Jurídico dá parecer negativo para projeto que propõe placas com Dez Mandamentos

Procuradoria Jurídica aponta inconstitucionalidade em proposta de vereadora do PP e considera que não ele deve tramitar; autora parece ignorar existência do Monumento à Bíblia, com os Dez Mandamentos, na praça da prefeitura
A reunião de amanhã da Comissão de Constituição e Justiça da Câmara de Maringá deve rejeitar o projeto de lei da vereadora Giselli Bianchini (PP), que prevê a instalação de placas com os Dez Mandamentos “conforme descritos na tradição judaico-cristã,” em locais de uso comum, como praças, terminal urbano e órgãos e repartições públicas. Bianchini, que tem registro na OAB, destaca-se pela proposição de projetos inconstitucionais ou que já existem em níveis federal e estadual. E, acreditem, ela é vice-presidente da CCJ.
A rejeição da proposta deve acontecer por conta de parecer da Procuradoria Jurídica do Legislativo. Para a PJ, o projeto não está apto a tramitar por uma série de razões. A autora, corretora de imóveis, já foi candidata a deputada estadua e deve ser candidata novamente em 2026, tornou-se conhecida após comandar atos antidemocráticos defronte o Tiro de Guerra. Ela aparenta desconhecer a existência de um Monumento à Bíblia, com os Dez Mandatos, no Centro de Convivência Renato Celidônio, na frente da agência central dos Correios e próximo ao paço municipal.
O parecer jurídico do projeto, em resumo, leva em consideração que não há interesse local da proposta e cita decisão do Supremo Tribunal Federal em julgamento da ADI 3.691, de relatoria do ministro Gilmar Mendes. “No caso em exame, não há particularidade ou necessidade local que justifique a determinação pretendida pela presente proposição, motivo pelo qual o interesse local resta ausente”.
Há ainda a falta do juízo de legalidade, pois “não é possível constatar uma necessidade imediata do município apta a justificar a existência de interesse local na determinação pretendida na proposição em análise. A instalação de placas com os Dez Mandamentos representa um incentivo a doutrinas religiosas específicas e, por consequência, é incompatível com o disposto no artigo 8º, inciso I da Lei Orgânica, uma vez que é vedado ao município “estabelecer cultos religiosos ou igrejas, subvencioná-los, embaraçar-lhes o funcionamento e com eles ou seus representantes manter relações de dependência ou aliança, preferência ou exclusividade, ressalvada, na forma da lei, a colaboração de interesse público”.
O projeto é considerado inconstitucional.

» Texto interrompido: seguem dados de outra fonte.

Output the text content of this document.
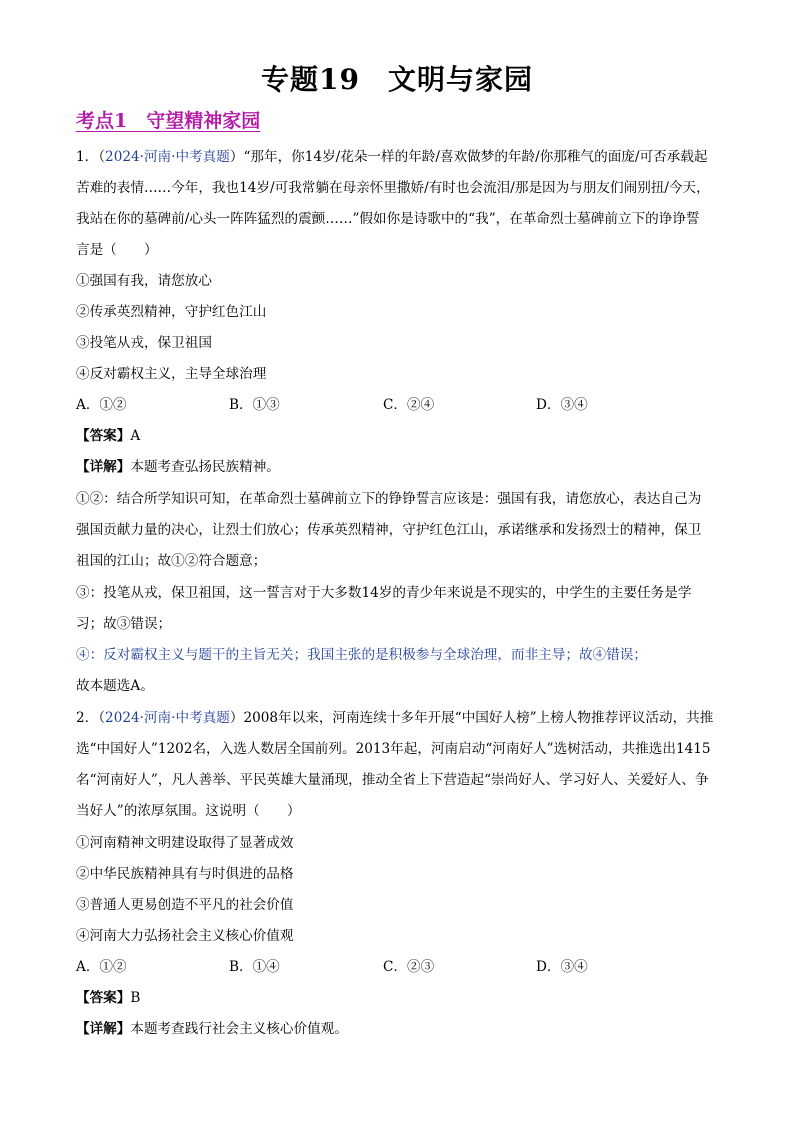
专题19 文明与家园
考点1　守望精神家园
1．（2024·河南·中考真题）“那年，你14岁/花朵一样的年龄/喜欢做梦的年龄/你那稚气的面庞/可否承载起
苦难的表情……今年，我也14岁/可我常躺在母亲怀里撒娇/有时也会流泪/那是因为与朋友们闹别扭/今天，
我站在你的墓碑前/心头一阵阵猛烈的震颤……”假如你是诗歌中的“我”，在革命烈士墓碑前立下的诤诤誓
言是（　　）
①强国有我，请您放心
②传承英烈精神，守护红色江山
③投笔从戎，保卫祖国
④反对霸权主义，主导全球治理
A．①②	B．①③	C．②④	D．③④
【答案】A
【详解】本题考查弘扬民族精神。
①②：结合所学知识可知，在革命烈士墓碑前立下的铮铮誓言应该是：强国有我，请您放心，表达自己为
强国贡献力量的决心，让烈士们放心；传承英烈精神，守护红色江山，承诺继承和发扬烈士的精神，保卫
祖国的江山；故①②符合题意；
③：投笔从戎，保卫祖国，这一誓言对于大多数14岁的青少年来说是不现实的，中学生的主要任务是学
习；故③错误；
④：反对霸权主义与题干的主旨无关；我国主张的是积极参与全球治理，而非主导；故④错误；
故本题选A。
2．（2024·河南·中考真题）2008年以来，河南连续十多年开展“中国好人榜”上榜人物推荐评议活动，共推
选“中国好人”1202名，入选人数居全国前列。2013年起，河南启动“河南好人”选树活动，共推选出1415
名“河南好人”，凡人善举、平民英雄大量涌现，推动全省上下营造起“崇尚好人、学习好人、关爱好人、争
当好人”的浓厚氛围。这说明（　　）
①河南精神文明建设取得了显著成效
②中华民族精神具有与时俱进的品格
③普通人更易创造不平凡的社会价值
④河南大力弘扬社会主义核心价值观
A．①②	B．①④	C．②③	D．③④
【答案】B
【详解】本题考查践行社会主义核心价值观。
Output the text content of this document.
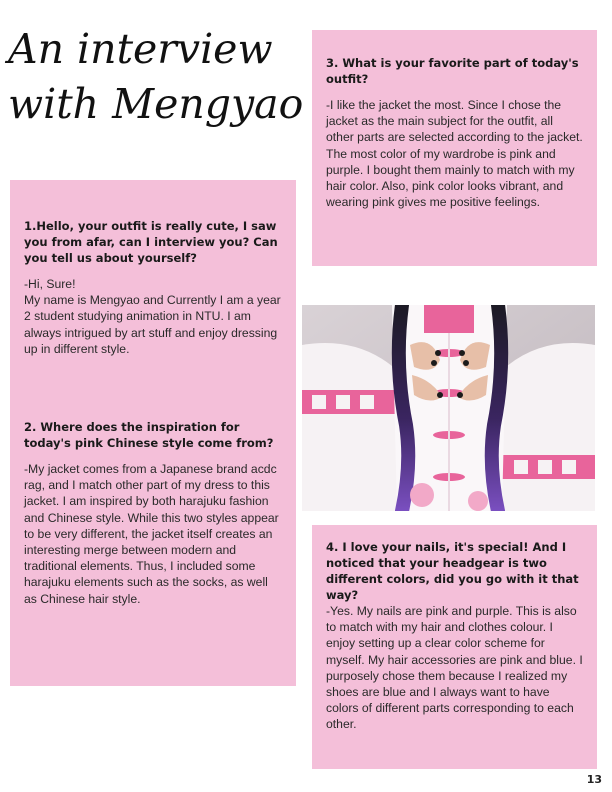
An interview
with Mengyao

1.Hello, your outfit is really cute, I saw you from afar, can I interview you? Can you tell us about yourself?

-Hi, Sure!
My name is Mengyao and Currently I am a year 2 student studying animation in NTU. I am always intrigued by art stuff and enjoy dressing up in different style.

2. Where does the inspiration for today's pink Chinese style come from?

-My jacket comes from a Japanese brand acdc rag, and I match other part of my dress to this jacket. I am inspired by both harajuku fashion and Chinese style. While this two styles appear to be very different, the jacket itself creates an interesting merge between modern and traditional elements. Thus, I included some harajuku elements such as the socks, as well as Chinese hair style.

3. What is your favorite part of today's outfit?

-I like the jacket the most. Since I chose the jacket as the main subject for the outfit, all other parts are selected according to the jacket. The most color of my wardrobe is pink and purple. I bought them mainly to match with my hair color. Also, pink color looks vibrant, and wearing pink gives me positive feelings.

4. I love your nails, it's special! And I noticed that your headgear is two different colors, did you go with it that way?

-Yes. My nails are pink and purple. This is also to match with my hair and clothes colour. I enjoy setting up a clear color scheme for myself. My hair accessories are pink and blue. I purposely chose them because I realized my shoes are blue and I always want to have colors of different parts corresponding to each other.

13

Diz o parecer: “De início, deve-se destacar que a Constituição de 1988 consagrou a competência do município para legislar acerca de questões de interesse local, ou seja, necessidades imediatas que surjam a partir da conjuntura regional. No caso em exame, não é possível avistar qualquer relação entre a instalação de placas com os Dez Mandamentos em locais públicos e eventual necessidade pontual deste município.
Além disto, o texto constitucional proclamou expressamente a laicidade estatal e proibiu o poder público de “estabelecer cultos religiosos ou igrejas, subvencioná-los, embaraçar-lhes o funcionamento ou manter com eles ou seus representantes relações de dependência ou aliança”.

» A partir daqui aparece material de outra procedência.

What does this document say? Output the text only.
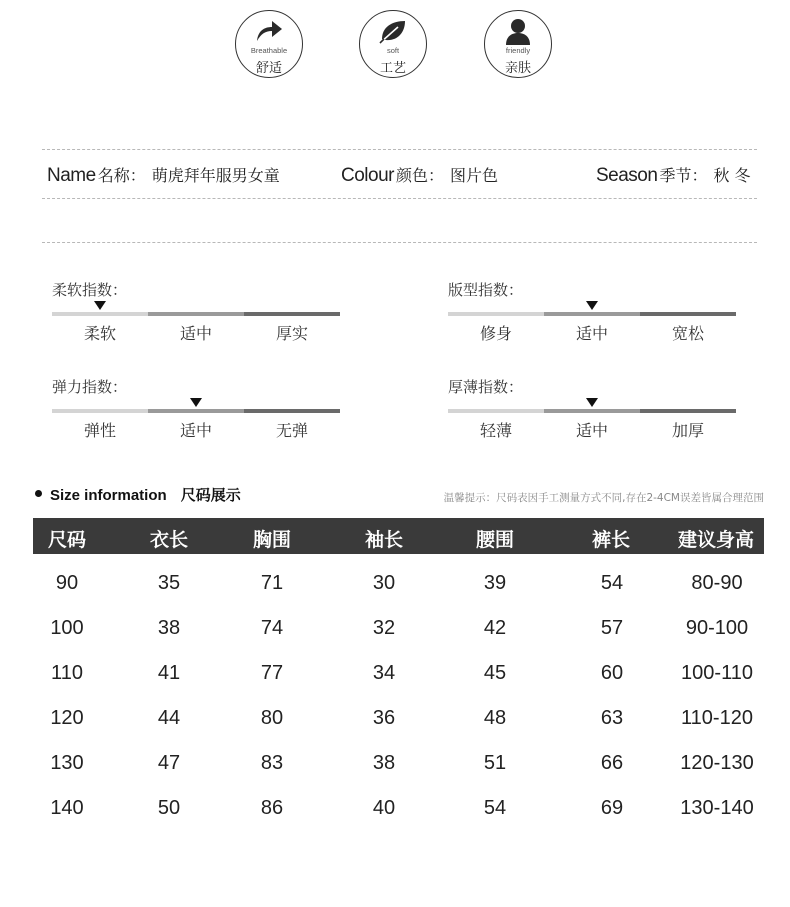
Breathable
舒适
soft
工艺
friendly
亲肤
Name 名称： 萌虎拜年服男女童	Colour 颜色： 图片色	Season 季节： 秋 冬
柔软指数：
柔软	适中	厚实
版型指数：
修身	适中	宽松
弹力指数：
弹性	适中	无弹
厚薄指数：
轻薄	适中	加厚
Size information 尺码展示	温馨提示：尺码表因手工测量方式不同,存在2-4CM误差皆属合理范围
尺码	衣长	胸围	袖长	腰围	裤长	建议身高
90	35	71	30	39	54	80-90
100	38	74	32	42	57	90-100
110	41	77	34	45	60	100-110
120	44	80	36	48	63	110-120
130	47	83	38	51	66	120-130
140	50	86	40	54	69	130-140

O projeto em análise, entretanto, pretende estimular determinada doutrina de fé a partir da instalação de placas com respectivos preceitos confessionais. Neste sentido, seria possível considerar, mesmo que indiretamente, uma ofensa ao disposto no arigo 19, inciso I, da Constituição Federal de 1988″. Além da questão da laicidade estatal, o parecer lembra que o Judiciário já entendeu como inconstitucionais leis que instituíam medidas, como datas comemorativas, relacionadas a doutrinas confessionais.
O parecer ainda faz uma ressalva técnica: o hoje procurador de justiça Maurício Kalache, quando promotor, em 2015, havia sugerido a disponibilização de um painel para que outros credos religiosos, querendo, pudessem expressar seus símbolos e também alterações no regimento interno para deixar claro que o momento da abertura das sessões é um ato administrativo e solene (aí sem evocações religiosas) e que, em seguida, será facultado ao presidente evocar a proteção de Deus e convidar vereador para proceder à leitura de um texto sagrado.
“Caso fosse aplicado o mesmo entendimento do Ministério Público ao caso em análise, seria necessário possibilitar a instalação de placas com textos confessionais de outras religiões, assegurando-se a igualdade entre as diferentes confissões de fé”, observa o parecer.